このように、下流工程における仕様変更は、ウォーターフォールの全てのメリットを奪いかねません。力技で捌けなかった場合、品質低下や進捗遅延で制作会社側の立場が弱まり、追加要求を受けざるを得ない悪循環のサイクルが始まります(経験がありませんか?)。乖離率が広がり、やがて50%を超えると、いわゆる「デスマーチ」と呼ばれ手の施しようがなくなります。要件定義書に書かれた「開発手法:ウォーターフォール」の1行にも、これだけの重要な意味があるのです。
クライアントは開発のプロではないため、下流の視点がなく、どうしても作業量を軽く考えてしまいがちです。それ自体は仕方がないでしょう。重要なのはPMやディレクターが各工程の性質を理解して、両方の視点でクライアントとエンジニアを繋ぐ役割を担うことが求められます。
ただしそれにも高度な専門知識と管理能力が求められるため、これがウォーターフォールのデメリットの1つとして数えられています。
要件定義書の用途
ウォーターフォールの話が長くなってしまいましたが、きちんと作成され、双方の合意を得ている要件定義書はこういった事態を防ぐことに役立ちます。
制作会社は手戻り(都合のいい解釈、機能追加)が行われないようクライアントをディレクションするための根拠として、要件定義書を使用することができます。またそれだけでなく、設計不備やバグなどが起きないよう、制作会社社内の各工程の作業を管理するのも要件定義書の役目です。
一方クライアントも、制作会社に対して認識齟齬や要件漏れ、機能レベルの引き下げ、ごまかしを監視するために要件定義書を活用できます。

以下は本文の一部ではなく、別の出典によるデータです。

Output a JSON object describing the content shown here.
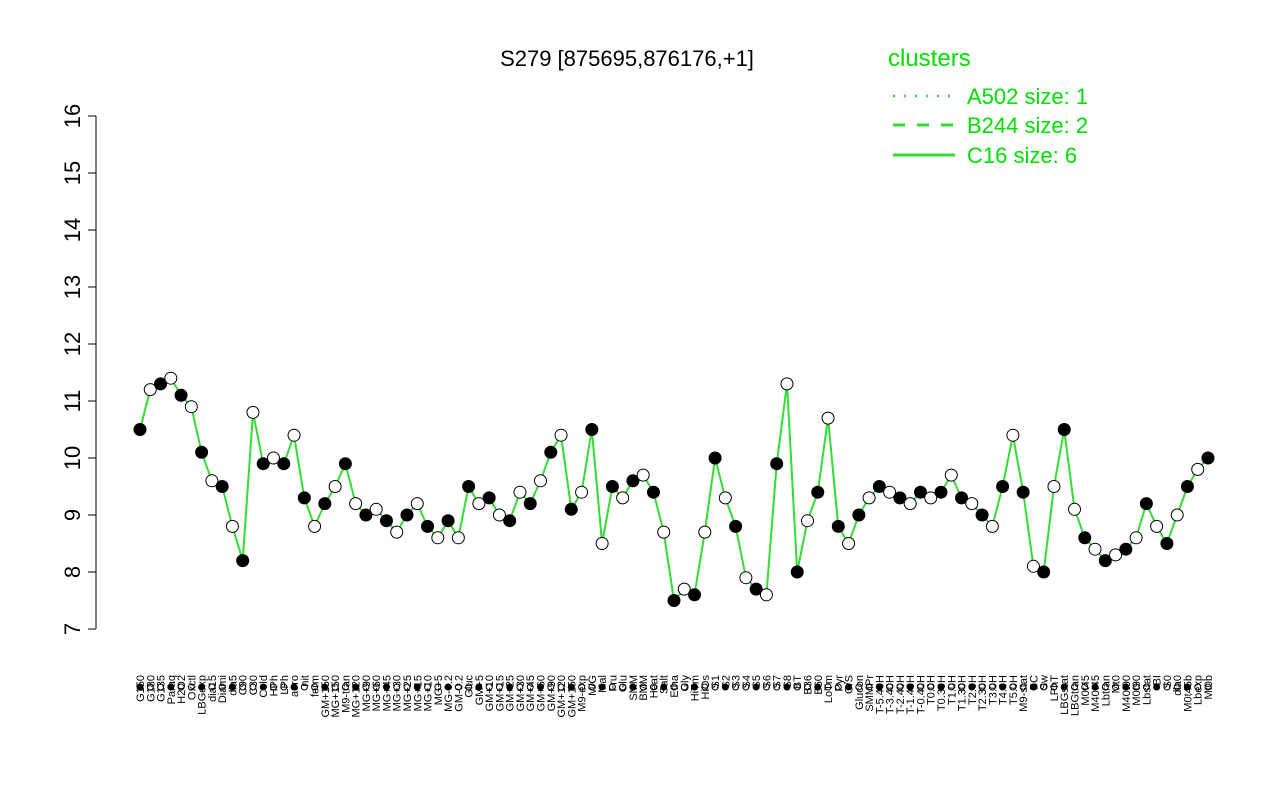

それだけでなく、クライアントも社内において成果物やQAの承認を行うための体制作りに要件定義書が役立てられます。
このように、きちんと作成され合意形成がされている要件定義書は、双方が双方をコントロールするだけでなく、それぞれの社内においても重要な役割を果たします。
まとめ
つまり要件定義書とは、「アウトプットを定め、実現可能条件を示した合意書」であるべきだと私は考えています。
クライアントと制作会社はパートナー関係です。作業が進行するにつれて関係が悪化する多くの原因は、制作会社側にあります。
- 自社全体の能力を把握しきれていない
- 全工程を描き切れていない
- 説明責任を果たせていない
- 指針が明確に定められていない
- 遵守されるべき進行を怠っている
- バグが多すぎる
要件を定めたうえで、守られそうにないリスクがあるならば、相応の対策を講じておくべきであり、それをおこなうのは要件定義工程です。 往々にして理想通りには進みませんが、重要性を理解して活用すれば必ず助けになるはずです。
プロジェクトの安定進行は、結果としてクライアントだけでなく、制作会社のメリットに繋がります。双方が幸せになるためにも、ぜひ要件定義書を積極的に活用してみてください。